Il perseguimento di un obiettivo comune inoltre rappresenta una risposta a chi paventa scontri di civiltà tra popoli legati a diversità culturali inconciliabili.
“I semi del cambiamento. La Carta della Terra e il potenziale umano” è una mostra fotografica e documentaria sulla Carta della Terra e il potenziale umano, ideata e sviluppata dalla Soka Gakkai Internazionale e dall’Iniziativa per la Carta della Terra come contributo al Summit mondiale sullo sviluppo sostenibile tenutosi a Johannesburg nell’Agosto del 2002. Questa iniziativa mondiale, rivolge l’ invito ad ogni uomo a gettare dei semi all’interno della propria realtà per avere un mondo più giusto.
Il valore e la creatività del singolo individuo, così celebrati, non appaiono “schiacciati” nell’atto di perseguire un bene comune, rappresentano piuttosto una piccola spinta in grado di innescare un “effetto domino” destinato a sconfinare in eventi di maggiore portata.

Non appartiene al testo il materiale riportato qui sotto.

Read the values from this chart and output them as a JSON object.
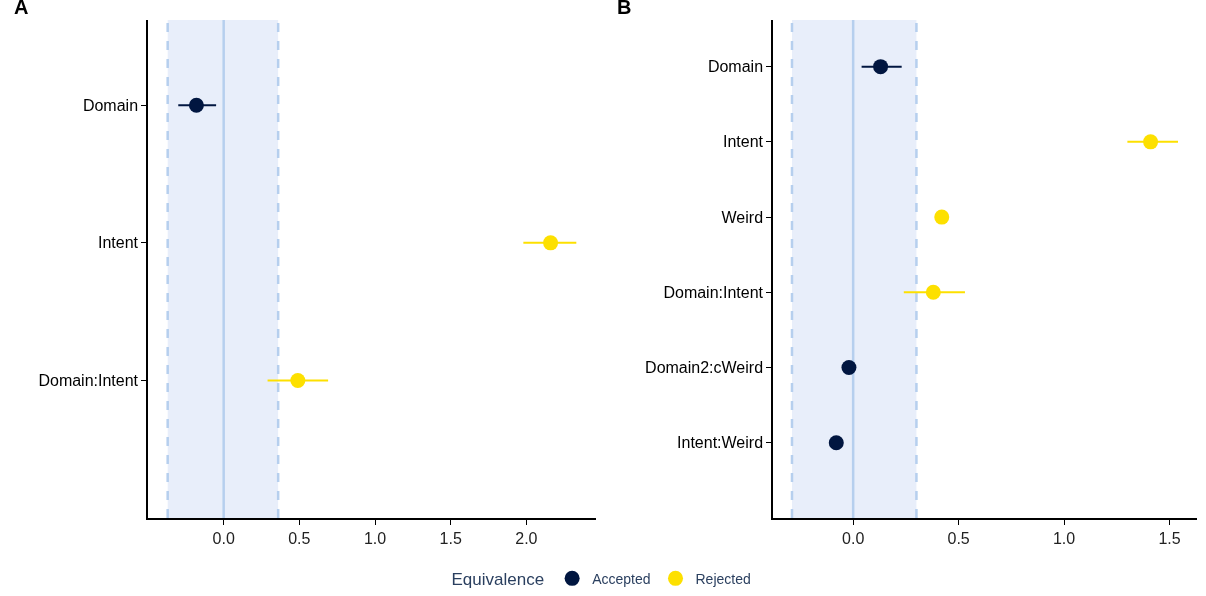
{
  "chart_data": [
    {
      "type": "scatter",
      "title": "A",
      "orientation": "horizontal",
      "categories": [
        "Domain",
        "Intent",
        "Domain:Intent"
      ],
      "xlim": [
        -0.5,
        2.46
      ],
      "xticks": [
        {
          "value": 0,
          "label": "0.0"
        },
        {
          "value": 0.5,
          "label": "0.5"
        },
        {
          "value": 1,
          "label": "1.0"
        },
        {
          "value": 1.5,
          "label": "1.5"
        },
        {
          "value": 2,
          "label": "2.0"
        }
      ],
      "marker": "circle",
      "legend": "bottom",
      "legend_title": "Equivalence",
      "grid": false,
      "series": [
        {
          "name": "Accepted",
          "color": "#011640",
          "values": [
            -0.18,
            null,
            null
          ],
          "errors": [
            [
              -0.3,
              -0.05
            ],
            null,
            null
          ]
        },
        {
          "name": "Rejected",
          "color": "#fde000",
          "values": [
            null,
            2.16,
            0.49
          ],
          "errors": [
            null,
            [
              1.98,
              2.33
            ],
            [
              0.29,
              0.69
            ]
          ]
        }
      ],
      "bands": [
        {
          "axis": "x",
          "from": -0.37,
          "to": 0.36,
          "color": "#e8eefa"
        }
      ],
      "ref_lines": [
        {
          "axis": "x",
          "value": 0,
          "color": "#b6cfee",
          "line_style": "solid"
        },
        {
          "axis": "x",
          "value": -0.37,
          "color": "#b6cfee",
          "line_style": "dashed"
        },
        {
          "axis": "x",
          "value": 0.36,
          "color": "#b6cfee",
          "line_style": "dashed"
        }
      ]
    },
    {
      "type": "scatter",
      "title": "B",
      "orientation": "horizontal",
      "categories": [
        "Domain",
        "Intent",
        "Weird",
        "Domain:Intent",
        "Domain2:cWeird",
        "Intent:Weird"
      ],
      "xlim": [
        -0.38,
        1.63
      ],
      "xticks": [
        {
          "value": 0,
          "label": "0.0"
        },
        {
          "value": 0.5,
          "label": "0.5"
        },
        {
          "value": 1,
          "label": "1.0"
        },
        {
          "value": 1.5,
          "label": "1.5"
        }
      ],
      "marker": "circle",
      "legend": "bottom",
      "grid": false,
      "series": [
        {
          "name": "Accepted",
          "color": "#011640",
          "values": [
            0.13,
            null,
            null,
            null,
            -0.02,
            -0.08
          ],
          "errors": [
            [
              0.04,
              0.23
            ],
            null,
            null,
            null,
            null,
            null
          ]
        },
        {
          "name": "Rejected",
          "color": "#fde000",
          "values": [
            null,
            1.41,
            0.42,
            0.38,
            null,
            null
          ],
          "errors": [
            null,
            [
              1.3,
              1.54
            ],
            null,
            [
              0.24,
              0.53
            ],
            null,
            null
          ]
        }
      ],
      "bands": [
        {
          "axis": "x",
          "from": -0.29,
          "to": 0.3,
          "color": "#e8eefa"
        }
      ],
      "ref_lines": [
        {
          "axis": "x",
          "value": 0,
          "color": "#b6cfee",
          "line_style": "solid"
        },
        {
          "axis": "x",
          "value": -0.29,
          "color": "#b6cfee",
          "line_style": "dashed"
        },
        {
          "axis": "x",
          "value": 0.3,
          "color": "#b6cfee",
          "line_style": "dashed"
        }
      ]
    }
  ]
}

La SGI, presieduta da Daisaku Ikeda, basa tutte le sue attività su tre cardini fondamentali: la Pace, la Cultura e l’Educazione. Lo scopo della mostra è far conoscere i principi della Carta della Terra e le azioni della gente comune dando il senso di poter fare qualcosa anche nel proprio piccolo e sensibilizzando i partecipanti a valorizzare le proprie azioni per uno stile di vita sostenibile. I computer e le tecnologie della comunicazione non possono sostituirsi al contatto umano diretto, l’unico che costringe a confrontarsi davvero con se stessi.
Solo il crudo senso della realtà e la capacità di rispondere in modo non mediato alla vita e al dolore possono rinfrescare l’opprimente mondo virtuale, e farci sentire come nostri le ferite e il dolore degli altri, sviluppando una sensibilità che rappresenta forse l’unico grande deterrente alla guerra.
È solo entrando nella comunità e partecipandovi che gli individui possono raggiungere un solido senso di identità, situando la loro vita e la loro morte all’interno di un più vasto insieme che dà loro significato
Il messaggio della mostra è sintetizzato nel pannello finale:
“TU PUOI”, attraverso azioni quotidiane e locali si possono effettuare cambiamenti incredibili e altrimenti impensabili.
L’allestimento comprende anche la proiezione di un video: Quiet Revolution, Una rivoluzione tranquilla; una voce fuori campo (Meryl Streep nella versione originale) narra tre storie che raccontano che cosa può fare la gente comune di fronte ai grandi problemi.